Perhaps our greatest public policy challenge will be to determine when, if at all, it will be appropriate to make the transition from predictive testing for high-risk individuals and families within a research context to testing for the general population.  Will the commercial market promote testing for the general population before we have been able to carry out the benefit/risk analysis even in the high-risk population?  As the flow of genetic information increases, so too will the risk of its misuse.  Should testing be restricted until we enact anti-discrimination and genetic privacy legislation nationwide?  What implications will testing have on cancer surveillance and prevention strategies within our healthcare system?  How will individuals be able to integrate predictive testing results with health behavior, lifestyle, and environmental factors that may significantly contribute to cancer morbidity and mortality?  These questions have no simple answers.
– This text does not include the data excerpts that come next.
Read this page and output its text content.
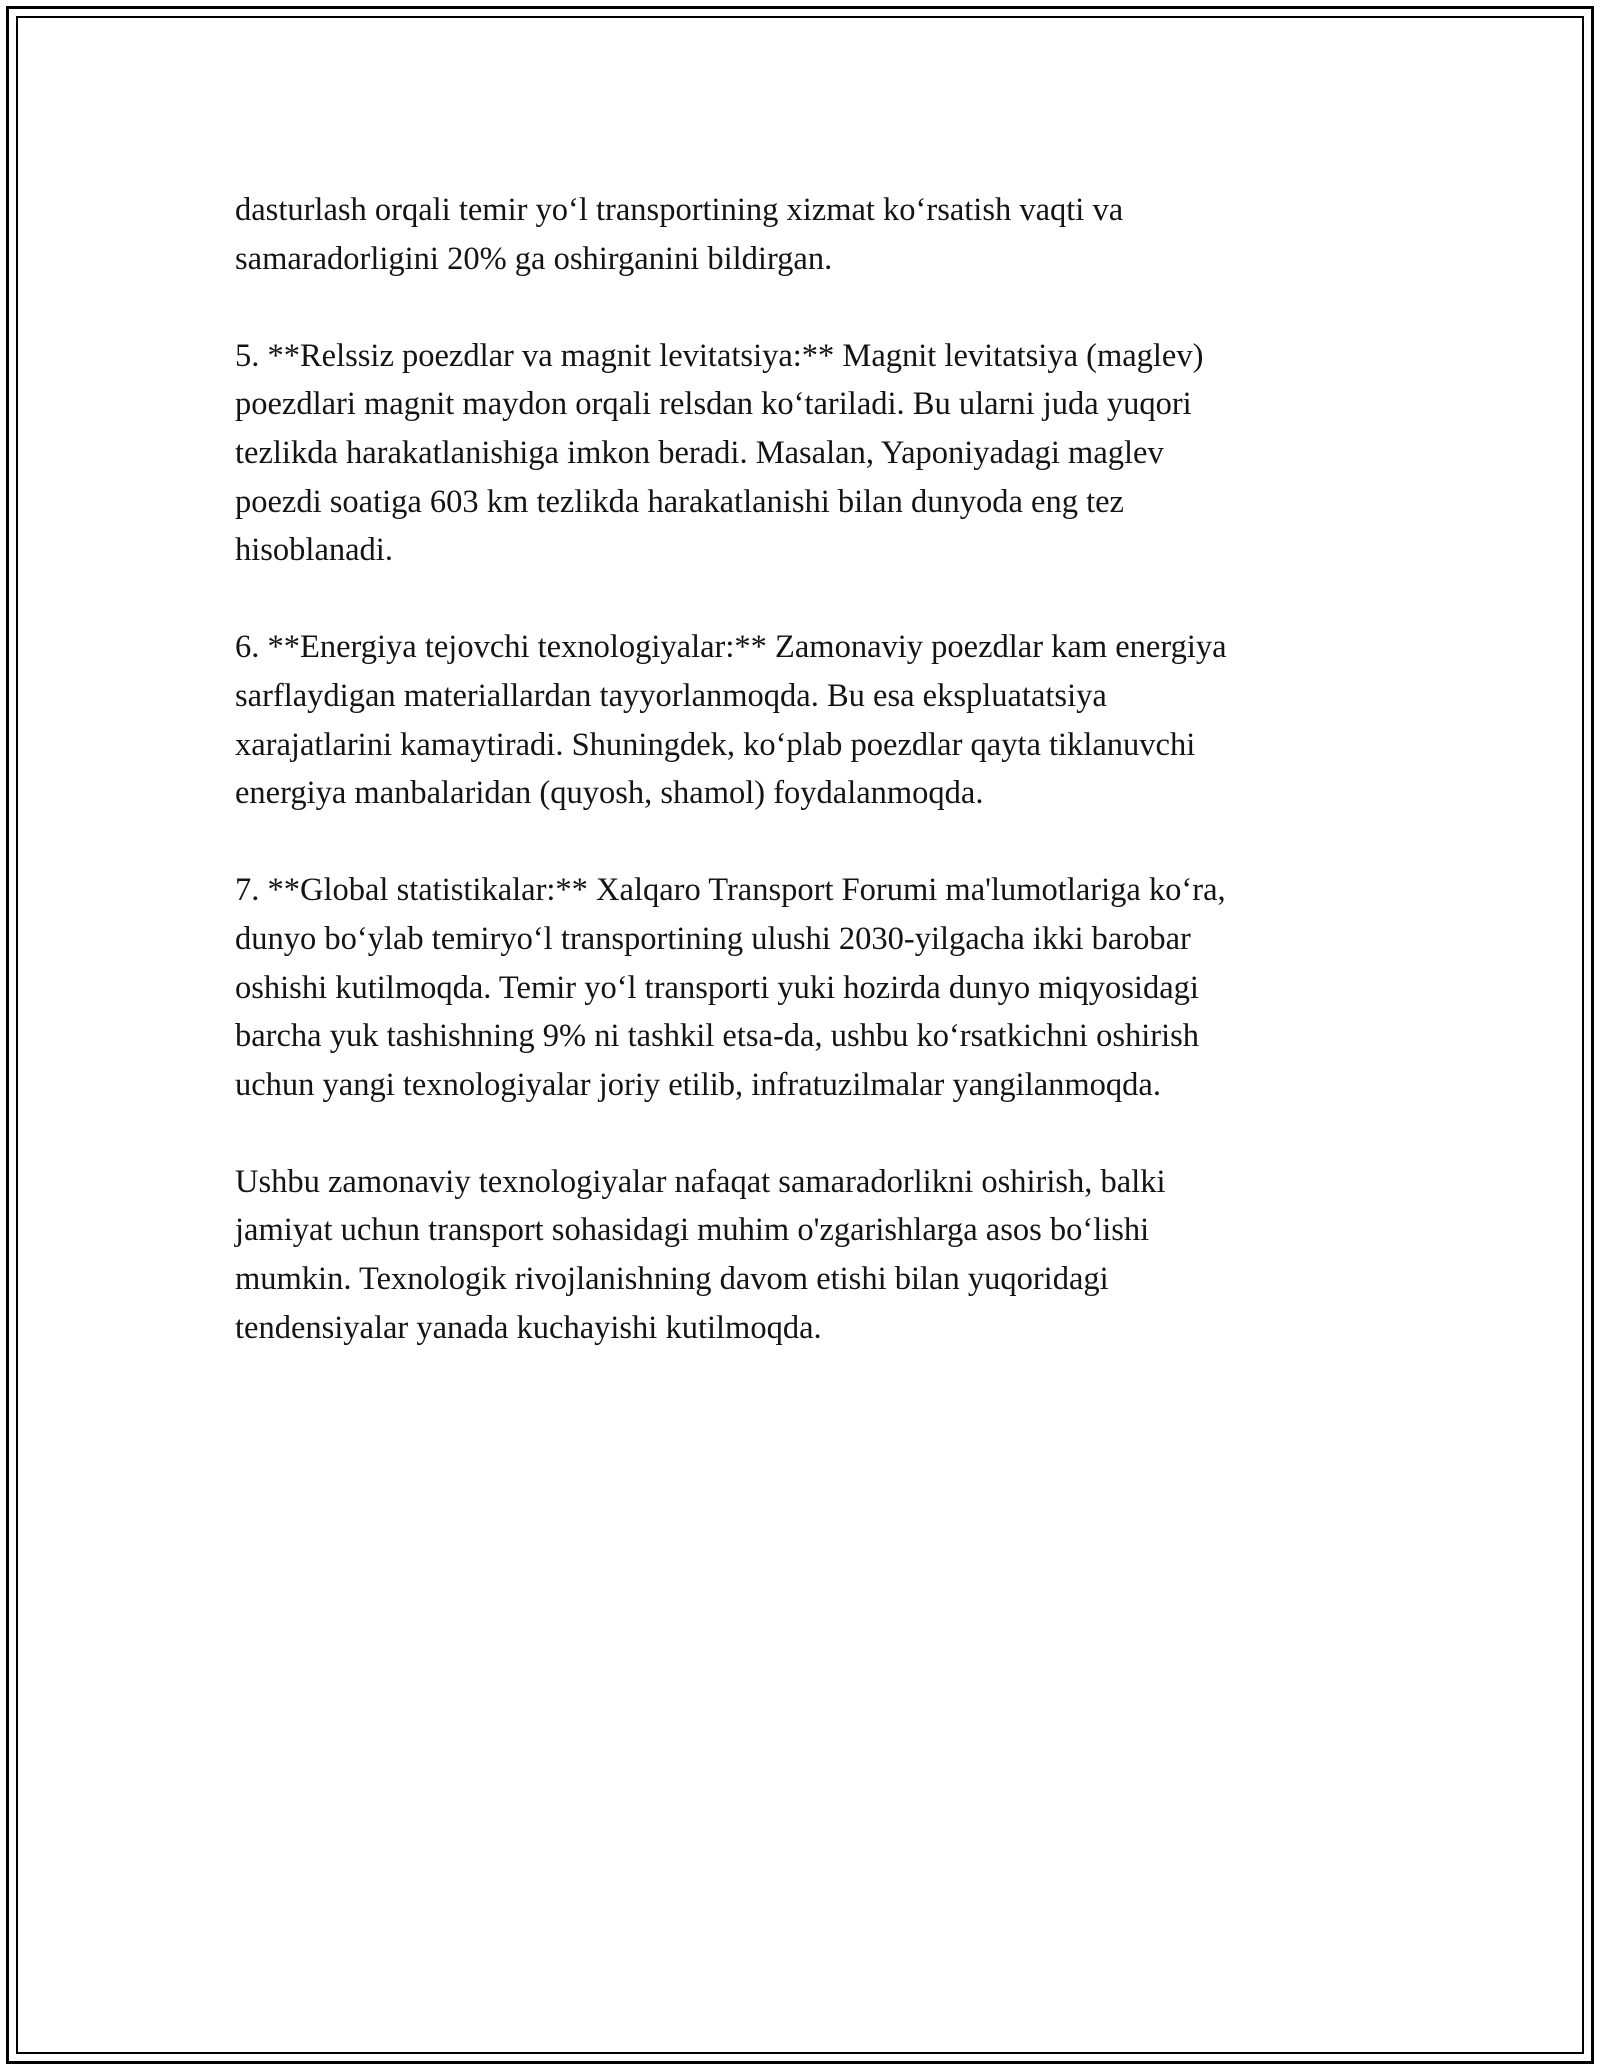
dasturlash orqali temir yoʻl transportining xizmat koʻrsatish vaqti va
samaradorligini 20% ga oshirganini bildirgan.

5. **Relssiz poezdlar va magnit levitatsiya:** Magnit levitatsiya (maglev)
poezdlari magnit maydon orqali relsdan koʻtariladi. Bu ularni juda yuqori
tezlikda harakatlanishiga imkon beradi. Masalan, Yaponiyadagi maglev
poezdi soatiga 603 km tezlikda harakatlanishi bilan dunyoda eng tez
hisoblanadi.

6. **Energiya tejovchi texnologiyalar:** Zamonaviy poezdlar kam energiya
sarflaydigan materiallardan tayyorlanmoqda. Bu esa ekspluatatsiya
xarajatlarini kamaytiradi. Shuningdek, koʻplab poezdlar qayta tiklanuvchi
energiya manbalaridan (quyosh, shamol) foydalanmoqda.

7. **Global statistikalar:** Xalqaro Transport Forumi ma'lumotlariga koʻra,
dunyo boʻylab temiryoʻl transportining ulushi 2030-yilgacha ikki barobar
oshishi kutilmoqda. Temir yoʻl transporti yuki hozirda dunyo miqyosidagi
barcha yuk tashishning 9% ni tashkil etsa-da, ushbu koʻrsatkichni oshirish
uchun yangi texnologiyalar joriy etilib, infratuzilmalar yangilanmoqda.

Ushbu zamonaviy texnologiyalar nafaqat samaradorlikni oshirish, balki
jamiyat uchun transport sohasidagi muhim o'zgarishlarga asos boʻlishi
mumkin. Texnologik rivojlanishning davom etishi bilan yuqoridagi
tendensiyalar yanada kuchayishi kutilmoqda.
Thus, given the varied state approaches that have developed in recent years, and the noteworthy but incomplete federal approaches, it is imperative that we develop comprehensive federal strategies to protect the public.  For today, we face the onset of a revolution.  Federal legislation stands to offer a pre-emptive strike in favor of genetic privacy and against genetic discrimination, potentially helping individuals to avoid doing battle alone in the health insurance arena. 

Thank you.

SUMMARY

  • Genetic information is personal, powerful, predictive, pedigree-sensitive, permanent, and prejudicial.  As a result, it is information people commonly wish to keep private. 

  • State legislative approaches attempt to integrate protection against discrimination in insurance practices, coverage, benefits, and rates with some privacy.  This creates a patchwork of protections within our nation.

  • At the federal level, the Health Insurance Portability and Accountability Act of 1996, or HIPAA, is a first step in the evolution of federal legislation, but significant gaps remain.  The recently published HHS Privacy Rule also fails to provide the kind of protection that can be uniquely afforded by strong anti-discrimination legislation.  Meaningful anti-discrimination legislation must include comprehensive privacy protections.

  • Neither the current state-level approach nor the federal-level approaches provide the comprehensive protection needed.  The recommendations developed by the National Action Plan on Breast Cancer (NAPBC) and the Working Group on Ethical, Legal and Social Implication of the Human Genome Project (ELSI) to protect against genetic discrimination continue to provide the standard for public policy.     

  1. Insurance providers should be prohibited from using genetic information, or an individual's request for genetic services, to deny or limit any coverage or establish eligibility, continuation, enrollment or contribution requirements.

  2. Insurance providers should be prohibited from establishing differential rates or premium payments based on genetic information, or an individual's request for genetic services.

  3. Insurance providers should be prohibited from requesting or requiring collection or disclosure of genetic information.

  4. Insurance providers and other holders of genetic information should be prohibited from releasing genetic information without prior written authorization of the individual.  Written authorization should be required for each disclosure and include to whom the disclosure would be made. 

  • Additionally, federal legislation must include a strong enforcement provision, so that individuals who experience genetic discrimination or privacy violations not only will have the right to seek legal redress, but will have access to meaningful remedies.